Igy has two things working against him here...#1 he's a permabear, and #2 he is so against the current White House Administration that he can't see straight and he hopes for bad things to come just so the Biden Administration will look bad. Not how things work with either point.
Seems to overpriced to buy in a lot now, but I should def add on any dips.
Getting 4.85% right now in the Marcus savings account (let me know if you want a referral for 4.85%) — which seems pretty solid.
Considering I’m young I should prob risk on. Seems like everybody is waiting, which means “do the opposite” sooner than later.
Def will get a bit back in energy if it drops another 5% from here.

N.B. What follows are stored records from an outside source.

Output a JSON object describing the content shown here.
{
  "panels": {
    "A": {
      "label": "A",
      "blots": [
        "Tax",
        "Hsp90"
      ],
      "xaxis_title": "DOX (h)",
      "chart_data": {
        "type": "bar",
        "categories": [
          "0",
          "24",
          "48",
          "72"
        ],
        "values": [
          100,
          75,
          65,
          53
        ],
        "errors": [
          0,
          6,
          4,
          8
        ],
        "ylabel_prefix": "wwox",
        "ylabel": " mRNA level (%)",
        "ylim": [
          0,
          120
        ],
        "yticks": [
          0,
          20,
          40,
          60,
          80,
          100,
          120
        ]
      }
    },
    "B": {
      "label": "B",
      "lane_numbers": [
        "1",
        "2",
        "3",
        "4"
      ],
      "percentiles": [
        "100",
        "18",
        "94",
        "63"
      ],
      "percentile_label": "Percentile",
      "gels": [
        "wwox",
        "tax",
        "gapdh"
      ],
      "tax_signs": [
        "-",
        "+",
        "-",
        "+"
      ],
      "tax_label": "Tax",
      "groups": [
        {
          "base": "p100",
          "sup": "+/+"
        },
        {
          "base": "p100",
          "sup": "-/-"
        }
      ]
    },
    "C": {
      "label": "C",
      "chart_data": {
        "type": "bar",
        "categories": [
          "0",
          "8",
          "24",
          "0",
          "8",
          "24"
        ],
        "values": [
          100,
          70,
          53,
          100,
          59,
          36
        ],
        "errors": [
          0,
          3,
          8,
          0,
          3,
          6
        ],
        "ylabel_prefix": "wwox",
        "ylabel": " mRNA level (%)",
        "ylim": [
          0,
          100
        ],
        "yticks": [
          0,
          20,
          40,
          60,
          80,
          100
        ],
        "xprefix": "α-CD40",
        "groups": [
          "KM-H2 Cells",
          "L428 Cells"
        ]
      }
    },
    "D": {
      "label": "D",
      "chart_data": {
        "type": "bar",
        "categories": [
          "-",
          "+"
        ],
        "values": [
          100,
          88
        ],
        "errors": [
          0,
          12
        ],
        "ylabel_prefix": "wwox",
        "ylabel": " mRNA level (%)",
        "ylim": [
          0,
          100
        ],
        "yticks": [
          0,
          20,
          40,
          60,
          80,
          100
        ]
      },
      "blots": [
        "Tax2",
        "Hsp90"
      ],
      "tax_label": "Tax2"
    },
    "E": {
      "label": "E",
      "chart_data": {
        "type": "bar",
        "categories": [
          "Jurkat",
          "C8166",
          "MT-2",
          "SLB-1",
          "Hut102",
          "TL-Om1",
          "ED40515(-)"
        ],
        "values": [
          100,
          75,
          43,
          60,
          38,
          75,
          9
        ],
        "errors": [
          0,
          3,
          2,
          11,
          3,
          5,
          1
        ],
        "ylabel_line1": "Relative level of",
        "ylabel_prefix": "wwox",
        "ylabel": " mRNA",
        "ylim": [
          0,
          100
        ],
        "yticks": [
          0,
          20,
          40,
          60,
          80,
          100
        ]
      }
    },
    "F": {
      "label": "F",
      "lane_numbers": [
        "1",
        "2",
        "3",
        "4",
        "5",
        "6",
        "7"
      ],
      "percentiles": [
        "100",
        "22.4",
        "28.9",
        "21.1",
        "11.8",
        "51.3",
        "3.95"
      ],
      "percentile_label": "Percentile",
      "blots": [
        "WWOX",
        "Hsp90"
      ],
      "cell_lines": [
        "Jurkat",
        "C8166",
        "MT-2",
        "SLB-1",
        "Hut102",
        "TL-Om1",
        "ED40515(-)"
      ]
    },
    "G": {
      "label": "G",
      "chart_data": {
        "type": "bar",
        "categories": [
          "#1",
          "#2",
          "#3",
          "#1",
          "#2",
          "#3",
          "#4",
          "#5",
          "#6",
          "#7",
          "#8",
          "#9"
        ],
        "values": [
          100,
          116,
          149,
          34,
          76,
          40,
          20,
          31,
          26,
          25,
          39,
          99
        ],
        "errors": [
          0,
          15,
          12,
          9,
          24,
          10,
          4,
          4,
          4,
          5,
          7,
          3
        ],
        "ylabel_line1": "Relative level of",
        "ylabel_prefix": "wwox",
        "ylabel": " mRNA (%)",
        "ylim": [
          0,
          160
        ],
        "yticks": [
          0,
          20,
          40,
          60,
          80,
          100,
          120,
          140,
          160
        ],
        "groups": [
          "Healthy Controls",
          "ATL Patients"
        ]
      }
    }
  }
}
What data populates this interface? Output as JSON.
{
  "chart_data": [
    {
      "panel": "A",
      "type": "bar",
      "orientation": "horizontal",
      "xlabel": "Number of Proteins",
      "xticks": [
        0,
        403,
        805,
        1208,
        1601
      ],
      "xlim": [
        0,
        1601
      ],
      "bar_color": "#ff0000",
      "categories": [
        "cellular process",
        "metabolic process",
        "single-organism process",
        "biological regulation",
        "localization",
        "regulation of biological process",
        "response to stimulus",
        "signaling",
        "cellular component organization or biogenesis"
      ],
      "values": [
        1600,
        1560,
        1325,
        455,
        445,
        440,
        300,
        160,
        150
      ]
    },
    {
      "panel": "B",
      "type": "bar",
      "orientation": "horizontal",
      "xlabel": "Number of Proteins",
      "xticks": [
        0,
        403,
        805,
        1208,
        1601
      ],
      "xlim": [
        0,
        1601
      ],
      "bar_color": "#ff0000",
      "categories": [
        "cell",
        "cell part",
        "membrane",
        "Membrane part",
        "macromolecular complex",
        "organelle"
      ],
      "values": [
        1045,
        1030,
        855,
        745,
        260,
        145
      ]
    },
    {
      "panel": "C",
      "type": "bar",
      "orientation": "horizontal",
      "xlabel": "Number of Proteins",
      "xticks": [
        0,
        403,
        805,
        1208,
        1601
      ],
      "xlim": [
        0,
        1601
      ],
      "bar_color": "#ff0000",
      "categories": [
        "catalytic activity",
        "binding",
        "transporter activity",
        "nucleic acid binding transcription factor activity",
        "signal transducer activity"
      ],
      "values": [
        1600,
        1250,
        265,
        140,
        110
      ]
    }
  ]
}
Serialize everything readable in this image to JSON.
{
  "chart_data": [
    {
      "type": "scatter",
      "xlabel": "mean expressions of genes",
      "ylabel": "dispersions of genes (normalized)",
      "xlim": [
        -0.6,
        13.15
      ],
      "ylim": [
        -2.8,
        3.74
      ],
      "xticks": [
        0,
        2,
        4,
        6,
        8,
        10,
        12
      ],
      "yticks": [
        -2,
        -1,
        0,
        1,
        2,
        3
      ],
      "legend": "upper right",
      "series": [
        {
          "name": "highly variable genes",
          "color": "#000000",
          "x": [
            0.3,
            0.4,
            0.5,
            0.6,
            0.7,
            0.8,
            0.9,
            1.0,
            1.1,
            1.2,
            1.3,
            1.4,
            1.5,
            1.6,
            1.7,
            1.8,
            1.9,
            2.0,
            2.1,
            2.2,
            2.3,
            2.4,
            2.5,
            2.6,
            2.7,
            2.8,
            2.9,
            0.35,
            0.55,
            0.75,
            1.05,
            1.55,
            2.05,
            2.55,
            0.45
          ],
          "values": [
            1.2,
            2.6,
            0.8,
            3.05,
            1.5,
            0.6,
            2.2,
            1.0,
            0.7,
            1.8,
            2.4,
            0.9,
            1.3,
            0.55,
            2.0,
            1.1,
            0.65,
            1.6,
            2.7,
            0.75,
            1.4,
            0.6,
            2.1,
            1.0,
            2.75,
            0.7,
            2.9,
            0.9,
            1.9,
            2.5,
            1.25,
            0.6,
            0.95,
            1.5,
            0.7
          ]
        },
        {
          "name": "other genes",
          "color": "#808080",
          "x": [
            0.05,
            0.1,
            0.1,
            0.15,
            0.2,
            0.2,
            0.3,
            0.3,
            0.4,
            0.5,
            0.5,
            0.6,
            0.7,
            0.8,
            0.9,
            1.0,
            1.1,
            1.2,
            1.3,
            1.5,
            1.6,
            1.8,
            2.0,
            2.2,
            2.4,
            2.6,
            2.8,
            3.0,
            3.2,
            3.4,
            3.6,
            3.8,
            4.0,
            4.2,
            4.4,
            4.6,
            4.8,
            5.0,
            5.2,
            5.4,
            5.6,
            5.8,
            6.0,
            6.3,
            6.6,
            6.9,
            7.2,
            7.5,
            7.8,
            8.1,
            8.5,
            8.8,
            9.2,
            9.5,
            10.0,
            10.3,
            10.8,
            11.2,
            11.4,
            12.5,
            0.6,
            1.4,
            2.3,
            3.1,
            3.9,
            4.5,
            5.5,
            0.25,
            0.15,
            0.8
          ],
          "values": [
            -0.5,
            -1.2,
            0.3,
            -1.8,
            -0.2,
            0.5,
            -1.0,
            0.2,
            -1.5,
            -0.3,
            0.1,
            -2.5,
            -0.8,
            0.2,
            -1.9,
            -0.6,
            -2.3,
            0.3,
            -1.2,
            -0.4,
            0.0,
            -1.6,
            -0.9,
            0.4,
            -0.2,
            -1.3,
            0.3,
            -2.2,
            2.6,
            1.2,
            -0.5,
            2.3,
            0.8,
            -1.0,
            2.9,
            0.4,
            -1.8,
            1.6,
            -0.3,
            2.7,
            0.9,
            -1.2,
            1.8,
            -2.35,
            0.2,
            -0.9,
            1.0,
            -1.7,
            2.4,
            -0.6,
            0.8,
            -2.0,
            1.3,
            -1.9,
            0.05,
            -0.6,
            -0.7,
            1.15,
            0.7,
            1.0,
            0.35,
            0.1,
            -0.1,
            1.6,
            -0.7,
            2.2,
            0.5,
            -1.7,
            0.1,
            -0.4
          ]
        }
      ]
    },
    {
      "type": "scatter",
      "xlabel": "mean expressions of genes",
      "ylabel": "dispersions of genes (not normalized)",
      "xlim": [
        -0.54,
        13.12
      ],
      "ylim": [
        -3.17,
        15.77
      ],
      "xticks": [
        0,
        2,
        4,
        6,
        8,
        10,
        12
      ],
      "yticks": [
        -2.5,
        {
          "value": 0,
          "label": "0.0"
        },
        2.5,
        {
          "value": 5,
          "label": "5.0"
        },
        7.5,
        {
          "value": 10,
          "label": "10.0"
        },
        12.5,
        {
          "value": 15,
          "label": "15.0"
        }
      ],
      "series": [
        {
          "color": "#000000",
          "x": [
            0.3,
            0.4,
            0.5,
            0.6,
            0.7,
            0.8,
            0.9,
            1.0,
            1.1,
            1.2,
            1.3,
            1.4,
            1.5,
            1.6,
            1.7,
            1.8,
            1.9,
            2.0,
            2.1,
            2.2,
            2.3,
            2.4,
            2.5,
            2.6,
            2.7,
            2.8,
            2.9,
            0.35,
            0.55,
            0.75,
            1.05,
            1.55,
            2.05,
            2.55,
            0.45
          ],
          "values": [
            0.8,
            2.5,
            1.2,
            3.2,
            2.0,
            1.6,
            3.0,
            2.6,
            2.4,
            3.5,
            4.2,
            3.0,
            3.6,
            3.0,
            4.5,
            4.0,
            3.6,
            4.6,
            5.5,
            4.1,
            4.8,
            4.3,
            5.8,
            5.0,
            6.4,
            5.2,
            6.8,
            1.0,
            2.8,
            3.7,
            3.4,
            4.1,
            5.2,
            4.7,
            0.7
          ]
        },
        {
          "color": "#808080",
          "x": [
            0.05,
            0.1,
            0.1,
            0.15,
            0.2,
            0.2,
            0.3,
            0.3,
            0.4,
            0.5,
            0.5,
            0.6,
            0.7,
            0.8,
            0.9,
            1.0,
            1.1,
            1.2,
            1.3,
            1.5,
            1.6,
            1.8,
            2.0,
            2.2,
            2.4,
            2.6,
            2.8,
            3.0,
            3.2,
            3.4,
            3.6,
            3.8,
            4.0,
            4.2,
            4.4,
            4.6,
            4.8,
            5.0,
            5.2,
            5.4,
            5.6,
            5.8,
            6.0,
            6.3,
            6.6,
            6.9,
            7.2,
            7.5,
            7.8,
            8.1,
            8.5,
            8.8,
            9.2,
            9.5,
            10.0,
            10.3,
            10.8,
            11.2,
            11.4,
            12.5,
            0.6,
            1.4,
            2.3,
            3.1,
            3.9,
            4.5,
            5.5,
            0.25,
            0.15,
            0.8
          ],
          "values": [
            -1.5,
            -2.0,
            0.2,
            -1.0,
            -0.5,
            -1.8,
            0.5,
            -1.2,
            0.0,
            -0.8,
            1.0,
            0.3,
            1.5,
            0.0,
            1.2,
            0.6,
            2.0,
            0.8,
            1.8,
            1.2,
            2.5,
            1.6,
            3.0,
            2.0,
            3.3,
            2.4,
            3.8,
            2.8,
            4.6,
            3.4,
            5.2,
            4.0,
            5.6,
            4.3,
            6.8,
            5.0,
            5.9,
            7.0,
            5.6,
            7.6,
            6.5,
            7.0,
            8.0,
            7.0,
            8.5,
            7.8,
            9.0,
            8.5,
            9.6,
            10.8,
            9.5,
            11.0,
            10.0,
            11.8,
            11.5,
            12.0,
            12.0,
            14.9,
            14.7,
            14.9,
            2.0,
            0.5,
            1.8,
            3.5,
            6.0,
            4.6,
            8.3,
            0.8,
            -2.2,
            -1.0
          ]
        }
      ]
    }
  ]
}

You are a market timer. I don't do that. I have always had a set amount that goes into retirement accounts no matter what, and then (in the past I did this...I don't need to do this anymore) if there were big drops, I would put in MORE. I never held out any money ever waiting for a dip. I also don't take money OUT of the market. I will do that eventually when my wife also retires, but for now, it stays there.
I would agree that 4.85% on a savings account is pretty solid. I'm not in the market for that, but thanks for the offer.
“Igy has two things working against him here...#1 he's a permabear, and #2 he is so against the current White House Administration that he can't see straight and he hopes for bad things to come just so the Biden Administration will look bad. Not how things work with either point.”
You are just making stuff up, and coloring me with your own biases.
“Igy has two things working against him here...#1 he's a permabear, and #2 he is so against the current White House Administration that he can't see straight and he hopes for bad things to come just so the Biden Administration will look bad. Not how things work with either point.”
You are just making stuff up, and coloring me with your own biases.
I have been vocal in the past and even in recent weeks of the 2017 Republican tax cut, that was not trickle down, and led to new levels of financialization of stock buybacks. I enthusiastically support the increased taxation of buybacks recently proposed by the Biden Administration. You would likely oppose this as a member of the investor class, because you are ethically two faced.
This post was edited 14 minutes after it was posted.